TongueTied is a Web based application that helps with the creation of keywords with support for multi-language or multi-region resources. One of the key features of TongueTied is that it allows static resources to be exported from the application and can import translations from resources into the application. The following formats are currently supported for both export and import: Java Properties, .NET Resources (.resx), CSV, and Excel. TongueTied integrates an optional work flow around a keyword to track changes to a translation and ensure the validity of that translation. Operators are allowed to query a translation if they believe it to be incorrect.
HogTrans provides an automatic word translation engine built on statistics of text translations used for free software. It basically provides an automatically created dictionary with multiple translations and example usages for each. HogTrans can import translations from standard GNU .mo-files.
Flexible Localization is a .NET/Mono library for string-based user interface localization.

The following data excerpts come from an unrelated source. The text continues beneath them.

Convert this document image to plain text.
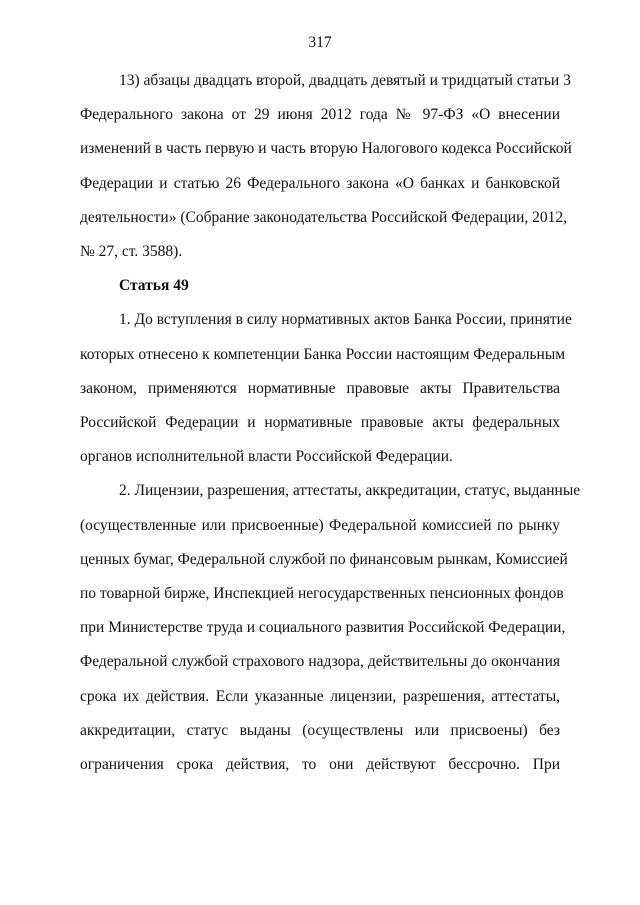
317
13) абзацы двадцать второй, двадцать девятый и тридцатый статьи 3
Федерального закона от 29 июня 2012 года № 97-ФЗ «О внесении
изменений в часть первую и часть вторую Налогового кодекса Российской
Федерации и статью 26 Федерального закона «О банках и банковской
деятельности» (Собрание законодательства Российской Федерации, 2012,
№ 27, ст. 3588).
Статья 49
1. До вступления в силу нормативных актов Банка России, принятие
которых отнесено к компетенции Банка России настоящим Федеральным
законом, применяются нормативные правовые акты Правительства
Российской Федерации и нормативные правовые акты федеральных
органов исполнительной власти Российской Федерации.
2. Лицензии, разрешения, аттестаты, аккредитации, статус, выданные
(осуществленные или присвоенные) Федеральной комиссией по рынку
ценных бумаг, Федеральной службой по финансовым рынкам, Комиссией
по товарной бирже, Инспекцией негосударственных пенсионных фондов
при Министерстве труда и социального развития Российской Федерации,
Федеральной службой страхового надзора, действительны до окончания
срока их действия. Если указанные лицензии, разрешения, аттестаты,
аккредитации, статус выданы (осуществлены или присвоены) без
ограничения срока действия, то они действуют бессрочно. При
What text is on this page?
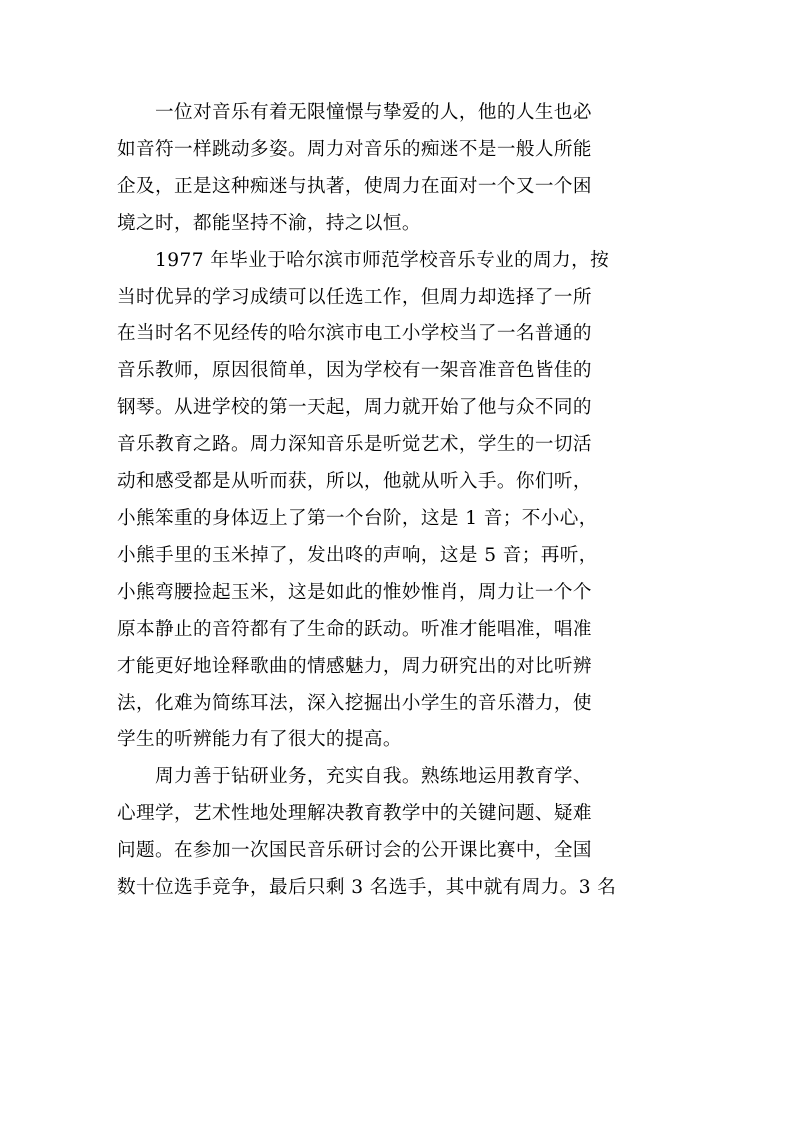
一位对音乐有着无限憧憬与挚爱的人，他的人生也必
如音符一样跳动多姿。周力对音乐的痴迷不是一般人所能
企及，正是这种痴迷与执著，使周力在面对一个又一个困
境之时，都能坚持不渝，持之以恒。

1977 年毕业于哈尔滨市师范学校音乐专业的周力，按
当时优异的学习成绩可以任选工作，但周力却选择了一所
在当时名不见经传的哈尔滨市电工小学校当了一名普通的
音乐教师，原因很简单，因为学校有一架音准音色皆佳的
钢琴。从进学校的第一天起，周力就开始了他与众不同的
音乐教育之路。周力深知音乐是听觉艺术，学生的一切活
动和感受都是从听而获，所以，他就从听入手。你们听，
小熊笨重的身体迈上了第一个台阶，这是 1 音；不小心，
小熊手里的玉米掉了，发出咚的声响，这是 5 音；再听，
小熊弯腰捡起玉米，这是如此的惟妙惟肖，周力让一个个
原本静止的音符都有了生命的跃动。听准才能唱准，唱准
才能更好地诠释歌曲的情感魅力，周力研究出的对比听辨
法，化难为简练耳法，深入挖掘出小学生的音乐潜力，使
学生的听辨能力有了很大的提高。

周力善于钻研业务，充实自我。熟练地运用教育学、
心理学，艺术性地处理解决教育教学中的关键问题、疑难
问题。在参加一次国民音乐研讨会的公开课比赛中，全国
数十位选手竞争，最后只剩 3 名选手，其中就有周力。3 名
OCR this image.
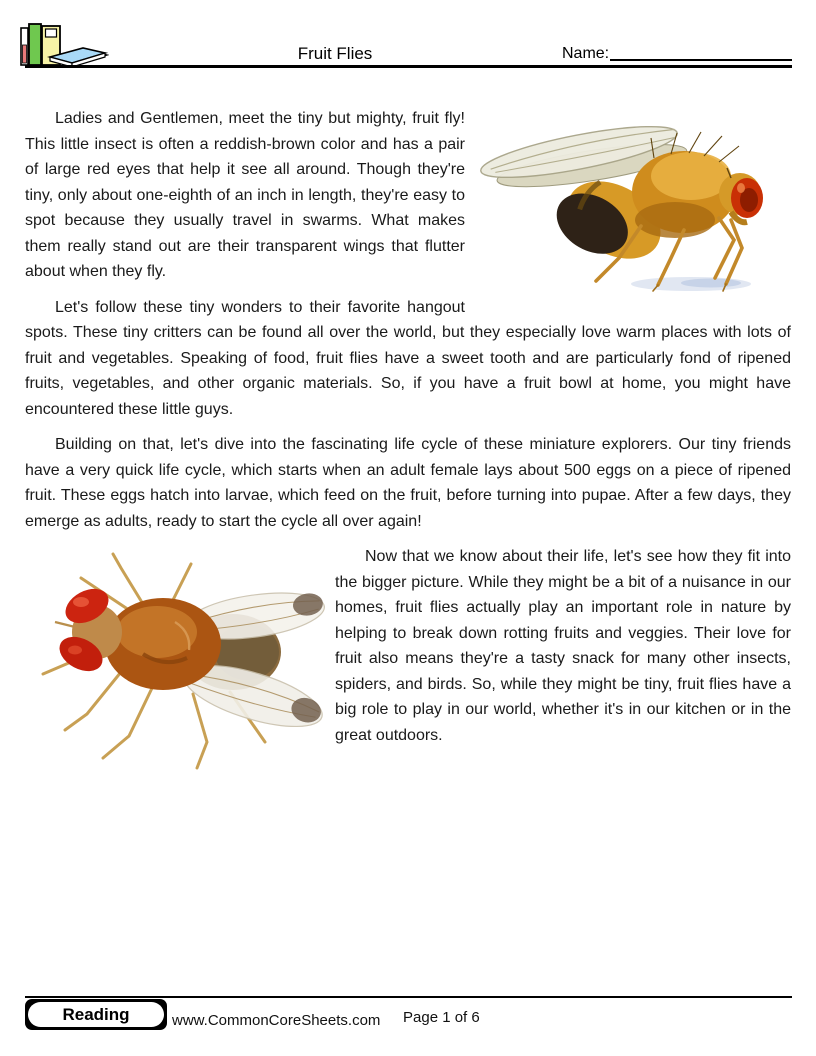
Fruit Flies	Name:

Ladies and Gentlemen, meet the tiny but mighty, fruit fly! This little insect is often a reddish-brown color and has a pair of large red eyes that help it see all around. Though they're tiny, only about one-eighth of an inch in length, they're easy to spot because they usually travel in swarms. What makes them really stand out are their transparent wings that flutter about when they fly.

Let's follow these tiny wonders to their favorite hangout spots. These tiny critters can be found all over the world, but they especially love warm places with lots of fruit and vegetables. Speaking of food, fruit flies have a sweet tooth and are particularly fond of ripened fruits, vegetables, and other organic materials. So, if you have a fruit bowl at home, you might have encountered these little guys.

Building on that, let's dive into the fascinating life cycle of these miniature explorers. Our tiny friends have a very quick life cycle, which starts when an adult female lays about 500 eggs on a piece of ripened fruit. These eggs hatch into larvae, which feed on the fruit, before turning into pupae. After a few days, they emerge as adults, ready to start the cycle all over again!

Now that we know about their life, let's see how they fit into the bigger picture. While they might be a bit of a nuisance in our homes, fruit flies actually play an important role in nature by helping to break down rotting fruits and veggies. Their love for fruit also means they're a tasty snack for many other insects, spiders, and birds. So, while they might be tiny, fruit flies have a big role to play in our world, whether it's in our kitchen or in the great outdoors.

Reading	www.CommonCoreSheets.com Page 1 of 6
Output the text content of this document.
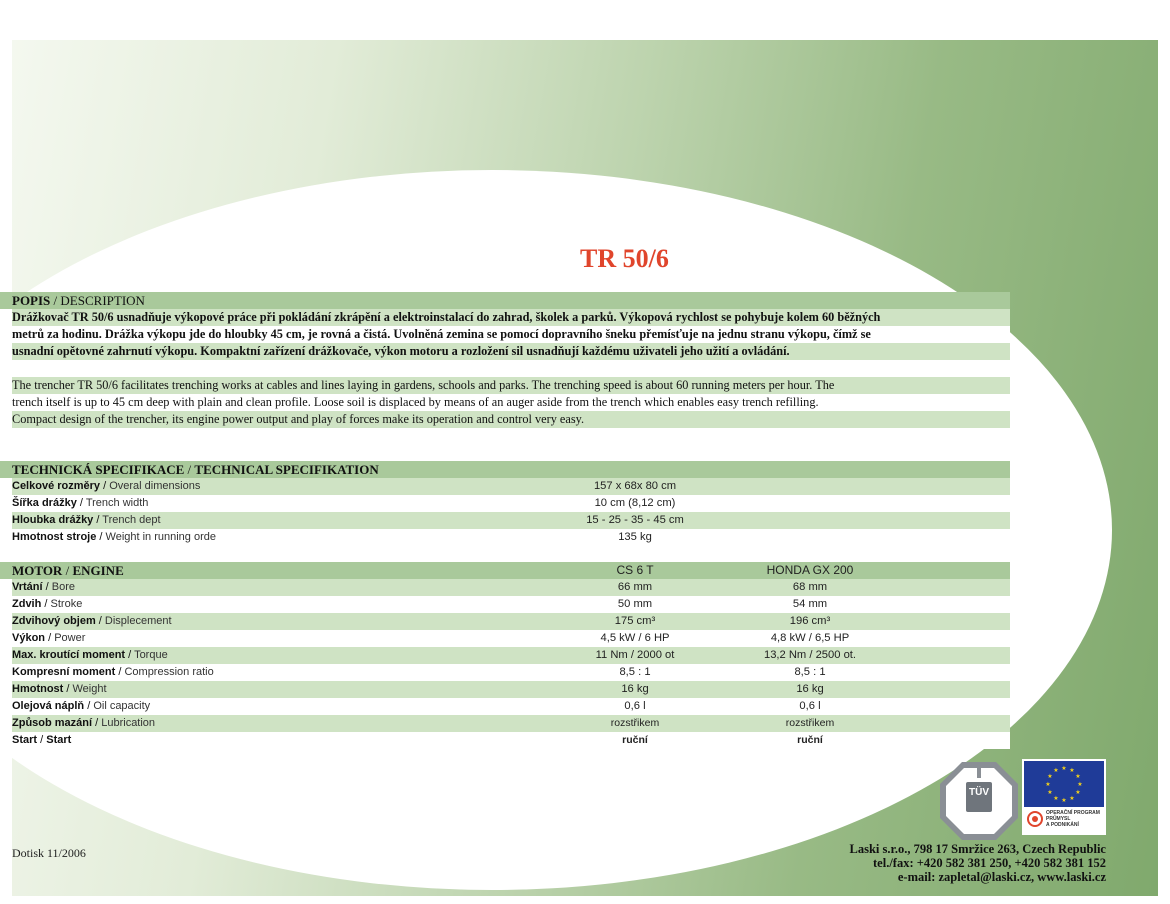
TR 50/6
POPIS / DESCRIPTION

Drážkovač TR 50/6 usnadňuje výkopové práce při pokládání zkrápění a elektroinstalací do zahrad, školek a parků. Výkopová rychlost se pohybuje kolem 60 běžných

metrů za hodinu. Drážka výkopu jde do hloubky 45 cm, je rovná a čistá. Uvolněná zemina se pomocí dopravního šneku přemísťuje na jednu stranu výkopu, čímž se

usnadní opětovné zahrnutí výkopu. Kompaktní zařízení drážkovače, výkon motoru a rozložení sil usnadňují každému uživateli jeho užití a ovládání.

The trencher TR 50/6 facilitates trenching works at cables and lines laying in gardens, schools and parks. The trenching speed is about 60 running meters per hour. The

trench itself is up to 45 cm deep with plain and clean profile. Loose soil is displaced by means of an auger aside from the trench which enables easy trench refilling.

Compact design of the trencher, its engine power output and play of forces make its operation and control very easy.

TECHNICKÁ SPECIFIKACE / TECHNICAL SPECIFIKATION
Celkové rozměry / Overal dimensions	157 x 68x 80 cm
Šířka drážky / Trench width	10 cm (8,12 cm)
Hloubka drážky / Trench dept	15 - 25 - 35 - 45 cm
Hmotnost stroje / Weight in running orde	135 kg
MOTOR / ENGINE	CS 6 T	HONDA GX 200
Vrtání / Bore	66 mm	68 mm
Zdvih / Stroke	50 mm	54 mm
Zdvihový objem / Displecement	175 cm³	196 cm³
Výkon / Power	4,5 kW / 6 HP	4,8 kW / 6,5 HP
Max. kroutící moment / Torque	11 Nm / 2000 ot	13,2 Nm / 2500 ot.
Kompresní moment / Compression ratio	8,5 : 1	8,5 : 1
Hmotnost / Weight	16 kg	16 kg
Olejová náplň / Oil capacity	0,6 l	0,6 l
Způsob mazání / Lubrication	rozstřikem	rozstřikem
Start / Start	ruční	ruční
TÜV
★ ★
★
★
★
★
★
★
★
★
★
★
OPERAČNÍ PROGRAM
PRŮMYSL
A PODNIKÁNÍ
Dotisk 11/2006	Laski s.r.o., 798 17 Smržice 263, Czech Republic
tel./fax: +420 582 381 250, +420 582 381 152
e-mail: zapletal@laski.cz, www.laski.cz
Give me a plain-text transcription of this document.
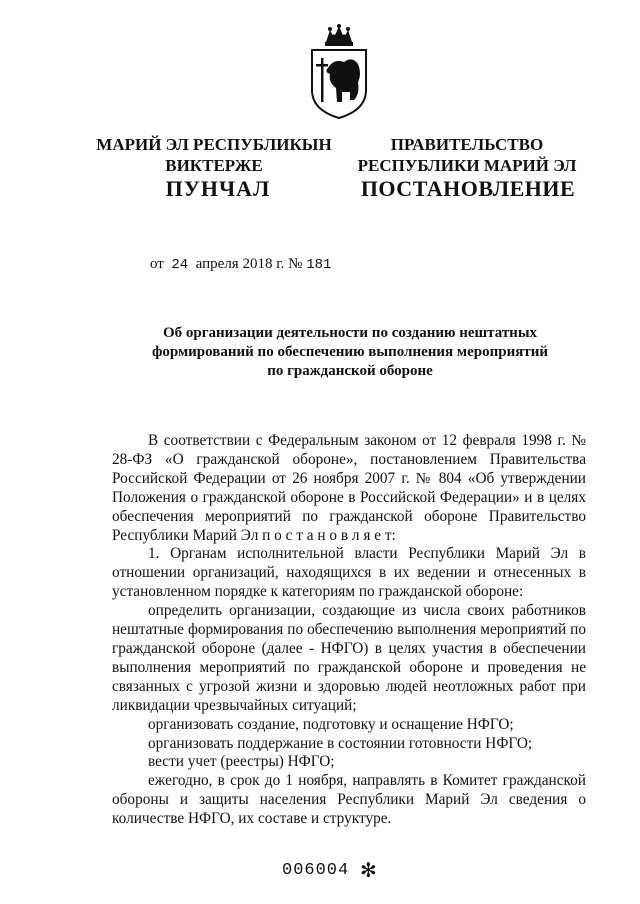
МАРИЙ ЭЛ РЕСПУБЛИКЫН
ВИКТЕРЖЕ
ПРАВИТЕЛЬСТВО
РЕСПУБЛИКИ МАРИЙ ЭЛ
ПУНЧАЛ	ПОСТАНОВЛЕНИЕ
от 24 апреля 2018 г. № 181
Об организации деятельности по созданию нештатных формирований по обеспечению выполнения мероприятий по гражданской обороне

В соответствии с Федеральным законом от 12 февраля 1998 г. № 28-ФЗ «О гражданской обороне», постановлением Правительства Российской Федерации от 26 ноября 2007 г. № 804 «Об утверждении Положения о гражданской обороне в Российской Федерации» и в целях обеспечения мероприятий по гражданской обороне Правительство Республики Марий Эл п о с т а н о в л я е т:

1. Органам исполнительной власти Республики Марий Эл в отношении организаций, находящихся в их ведении и отнесенных в установленном порядке к категориям по гражданской обороне:

определить организации, создающие из числа своих работников нештатные формирования по обеспечению выполнения мероприятий по гражданской обороне (далее - НФГО) в целях участия в обеспечении выполнения мероприятий по гражданской обороне и проведения не связанных с угрозой жизни и здоровью людей неотложных работ при ликвидации чрезвычайных ситуаций;

организовать создание, подготовку и оснащение НФГО;

организовать поддержание в состоянии готовности НФГО;

вести учет (реестры) НФГО;

ежегодно, в срок до 1 ноября, направлять в Комитет гражданской обороны и защиты населения Республики Марий Эл сведения о количестве НФГО, их составе и структуре.

006004 ✻
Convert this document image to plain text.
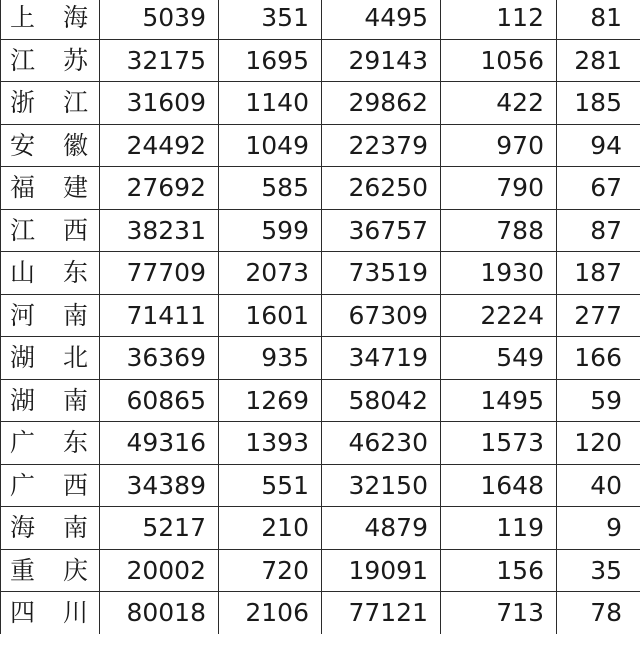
上 海	5039	351	4495	112	81
江 苏	32175	1695	29143	1056	281
浙 江	31609	1140	29862	422	185
安 徽	24492	1049	22379	970	94
福 建	27692	585	26250	790	67
江 西	38231	599	36757	788	87
山 东	77709	2073	73519	1930	187
河 南	71411	1601	67309	2224	277
湖 北	36369	935	34719	549	166
湖 南	60865	1269	58042	1495	59
广 东	49316	1393	46230	1573	120
广 西	34389	551	32150	1648	40
海 南	5217	210	4879	119	9
重 庆	20002	720	19091	156	35
四 川	80018	2106	77121	713	78
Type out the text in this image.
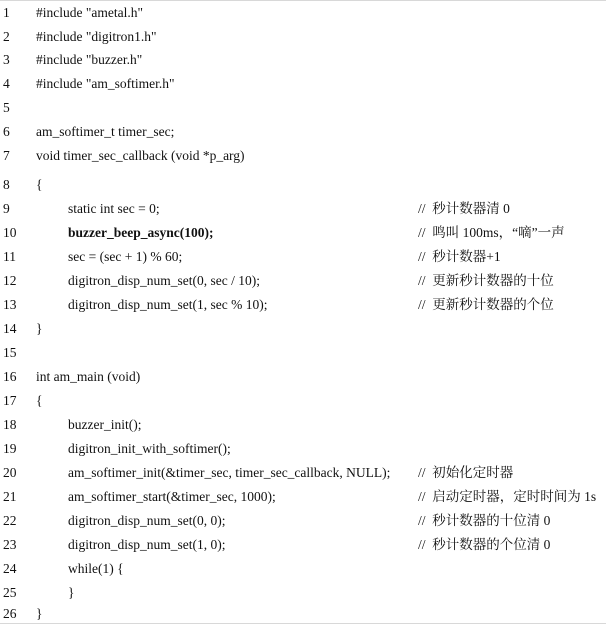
1	#include "ametal.h"
2	#include "digitron1.h"
3	#include "buzzer.h"
4	#include "am_softimer.h"
5
6	am_softimer_t timer_sec;
7	void timer_sec_callback (void *p_arg)
8	{
9	static int sec = 0;	//  秒计数器清 0
10	buzzer_beep_async(100);	//  鸣叫 100ms，“嘀”一声
11	sec = (sec + 1) % 60;	//  秒计数器+1
12	digitron_disp_num_set(0, sec / 10);	//  更新秒计数器的十位
13	digitron_disp_num_set(1, sec % 10);	//  更新秒计数器的个位
14	}
15
16	int am_main (void)
17	{
18	buzzer_init();
19	digitron_init_with_softimer();
20	am_softimer_init(&timer_sec, timer_sec_callback, NULL); //  初始化定时器
21	am_softimer_start(&timer_sec, 1000);	//  启动定时器，定时时间为 1s
22	digitron_disp_num_set(0, 0);	//  秒计数器的十位清 0
23	digitron_disp_num_set(1, 0);	//  秒计数器的个位清 0
24	while(1) {
25	}
26	}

It offers a hierarchical structure (which can be partially loaded) to organize the strings, as well as support for several independently-localized modules. Localization files are validated against a localization declaration which defines the actual strings that are expected to be in the localization files. The strings themselves can be parametrized and evaluated based on expressions (i.e., different strings can be returned by a localization, based on parameter values).